Keith Dysart wrote:
Are you sure? I thought a reflection was something that
occurred at an impedance discontinuity and the magnitude
of the voltage reflection was defined by

Vr = Vincident * ReflectionCoefficient
= Vincident * (Z2-Z1)/(Z2+Z1)

That's true for normal reflections which involve only
one wave. Wave cancellation is a different kind of
energy reflection involving two waves. The energy flow is
canceled in one direction and therefore flows in the
other direction. In optics, it is known as a redistribution
of energy in directions that allow constructive interference.
In a transmission line, there are only two possible directions
so any redistribution of energy due to destructive interference
can be considered to be a reflection in the opposite direction,
the only direction available to constructive interference.

and that the reflected voltage then added to any wave
already travelling in that direction.

True for a single wave reflection. For two interacting
waves, the voltage in one of the waves can simply replace
the voltage in the other wave. In our example, the reflected
voltage simply replaces the source voltage component.

But you are claiming that power can be reflected when
voltage is not. I have never encountered this claim before.
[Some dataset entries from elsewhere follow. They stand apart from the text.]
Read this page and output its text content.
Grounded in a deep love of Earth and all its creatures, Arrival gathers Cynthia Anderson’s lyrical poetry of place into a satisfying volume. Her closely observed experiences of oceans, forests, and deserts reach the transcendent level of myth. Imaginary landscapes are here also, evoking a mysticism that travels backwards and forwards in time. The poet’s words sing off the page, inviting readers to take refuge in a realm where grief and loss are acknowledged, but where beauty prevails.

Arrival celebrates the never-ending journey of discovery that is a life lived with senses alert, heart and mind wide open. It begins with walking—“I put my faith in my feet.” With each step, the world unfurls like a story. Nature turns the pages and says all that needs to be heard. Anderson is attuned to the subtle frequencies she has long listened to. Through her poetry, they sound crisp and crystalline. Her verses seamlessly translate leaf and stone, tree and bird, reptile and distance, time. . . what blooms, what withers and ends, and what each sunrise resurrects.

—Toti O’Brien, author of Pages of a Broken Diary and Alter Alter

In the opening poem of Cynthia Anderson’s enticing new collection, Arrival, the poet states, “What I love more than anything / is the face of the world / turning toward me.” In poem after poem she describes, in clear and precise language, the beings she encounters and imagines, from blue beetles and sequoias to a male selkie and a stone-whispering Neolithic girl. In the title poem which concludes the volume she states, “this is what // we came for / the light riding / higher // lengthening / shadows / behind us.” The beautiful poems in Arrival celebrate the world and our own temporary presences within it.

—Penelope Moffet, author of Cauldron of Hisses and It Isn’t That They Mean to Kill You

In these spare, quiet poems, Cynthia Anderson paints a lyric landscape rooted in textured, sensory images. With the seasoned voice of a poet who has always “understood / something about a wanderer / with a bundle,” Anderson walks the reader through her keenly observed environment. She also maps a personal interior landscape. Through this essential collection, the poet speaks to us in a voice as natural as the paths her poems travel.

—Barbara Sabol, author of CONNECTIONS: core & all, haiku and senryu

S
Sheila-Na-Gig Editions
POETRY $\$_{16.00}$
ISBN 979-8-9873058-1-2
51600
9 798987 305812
When the reflected wave arrives, it cancels most of the
existing forward wave from the source. The reflected
voltage exactly equals the canceled source voltage in
our example because the source resistance is the same
as the Z0 of the line.

Are you sure?

It is obvious that reflected energy never flows in the
source resistor so it must go in the only other direction
possible. Yes, I am sure. The conservation of energy
principle will allow nothing else.
--
73, Cecil http://www.w5dxp.com